Oystermen out on Apalachicola Bay. Courtesy, Stan Kirkland, Florida Fish and Wildlife Conservation Commission
Return of the Oysters: As we reported back in November, Apalachicola Bay, Florida’s historic oyster harvesting hotspot, is back open for business after years of collapse and a five-year-long complete shutdown. The allotted two-month harvesting season opened on New Year’s Day and brought with it remembrance of great tradition for many families in the Bay, who were unsure they would ever return to their old ways of life. “10 minutes after we opened on the 2nd… everybody [was] waiting for the oyster guy to come through the door, and he walked in and everybody cheered,” said Hole in the Wall raw bar owner Cliff Babbey to the Tallahassee Democrat. “It’s a tremendous morale boost for the area. Tremendous.” Even though the 31-bag limit per person on the brief harvest season isn’t enough to make a full-time living, it’s about something deeper than the money for the Apalachicola old-timers.

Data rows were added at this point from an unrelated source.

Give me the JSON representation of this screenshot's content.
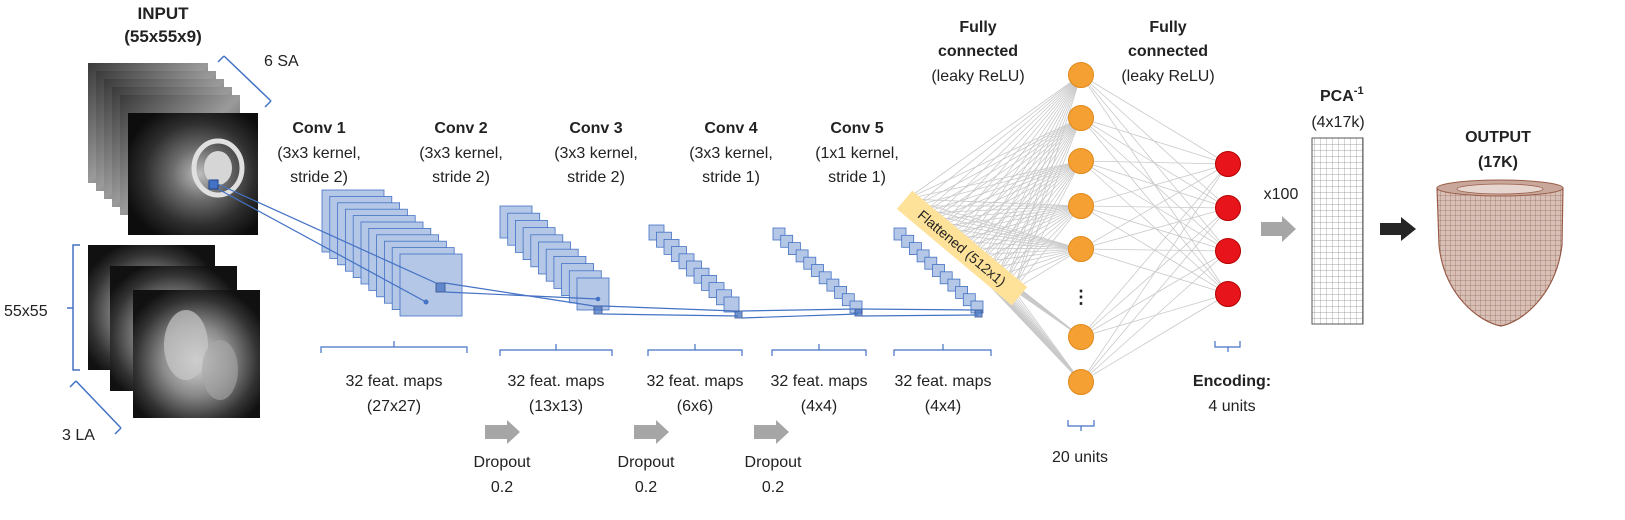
{
  "input": {
    "title": "INPUT",
    "dims": "(55x55x9)",
    "sa_label": "6 SA",
    "la_label": "3 LA",
    "size_label": "55x55"
  },
  "convs": [
    {
      "name": "Conv 1",
      "kernel": "(3x3 kernel,",
      "stride": "stride 2)",
      "maps": "32 feat. maps",
      "size": "(27x27)"
    },
    {
      "name": "Conv 2",
      "kernel": "(3x3 kernel,",
      "stride": "stride 2)",
      "maps": "32 feat. maps",
      "size": "(13x13)"
    },
    {
      "name": "Conv 3",
      "kernel": "(3x3 kernel,",
      "stride": "stride 2)",
      "maps": "32 feat. maps",
      "size": "(6x6)"
    },
    {
      "name": "Conv 4",
      "kernel": "(3x3 kernel,",
      "stride": "stride 1)",
      "maps": "32 feat. maps",
      "size": "(4x4)"
    },
    {
      "name": "Conv 5",
      "kernel": "(1x1 kernel,",
      "stride": "stride 1)",
      "maps": "32 feat. maps",
      "size": "(4x4)"
    }
  ],
  "dropouts": [
    {
      "label": "Dropout",
      "value": "0.2"
    },
    {
      "label": "Dropout",
      "value": "0.2"
    },
    {
      "label": "Dropout",
      "value": "0.2"
    }
  ],
  "flattened": "Flattened (512x1)",
  "fc1": {
    "title": "Fully",
    "title2": "connected",
    "activation": "(leaky ReLU)",
    "units": "20 units",
    "ellipsis": "⋮"
  },
  "fc2": {
    "title": "Fully",
    "title2": "connected",
    "activation": "(leaky ReLU)"
  },
  "encoding": {
    "title": "Encoding:",
    "units": "4 units"
  },
  "multiplier": "x100",
  "pca": {
    "label": "PCA",
    "sup": "-1",
    "dims": "(4x17k)"
  },
  "output": {
    "title": "OUTPUT",
    "dims": "(17K)"
  },
  "colors": {
    "conv_fill": "#b4c7e7",
    "conv_stroke": "#4472c4",
    "fc_node": "#f4a033",
    "enc_node": "#e8141b",
    "flatten_fill": "#ffe29a",
    "bracket": "#4472c4",
    "arrow_gray": "#a6a6a6",
    "arrow_dark": "#262626",
    "heart": "#b07865"
  }
}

Many of the locals reminisce about when oyster processing plants lined Route 98, providing hundreds of jobs, before the combined human efforts of dams, reservoirs, and dredging changed the salinity levels in the bay and thereby the presence and health of the oysters. While the briny waters will perhaps never again provide the 10% of the nation’s oysters like they once did, for the next several weeks the community can find its way back to a cultural cornerstone found just a few feet beneath the water’s surface.

An offshore aquaculture trial around Hawaii. Courtesy, Ocean Era
Florida Offshore Fish Farming: A proposal to place huge fish farms in the federal waters off Florida’s Gulf Coast has brought a healthy debate over the ecological balance in the area, as reported by the Food and Environment Reporting Network. Americans now eat more farmed seafood than wild-caught and most is imported. Proponents of the farms say this brings food to the table and reduces reliance on foreign markets, all with less environmental damage than traditional methods. “All of the evidence confirms that if you do this in deep enough water with a bare sand bottom and with some reasonable water movement, you have no significant environmental impact and often no measurable environmental impact at all,” said Anthony Simms, founder and CEO of Ocean Era, a Hawaii-based company seeking approval for one of these farms. But folks who have lived near these farms tell a different story – one of damaged local waters and coastlines. “It makes a few jobs but the jobs don’t justify the environmental damage,” said Melvin Jackman, who lives near salmon farms in Newfoundland. “It simply doesn’t. I want my grandkids to walk on a clean shore … think twice before they put that in your area.”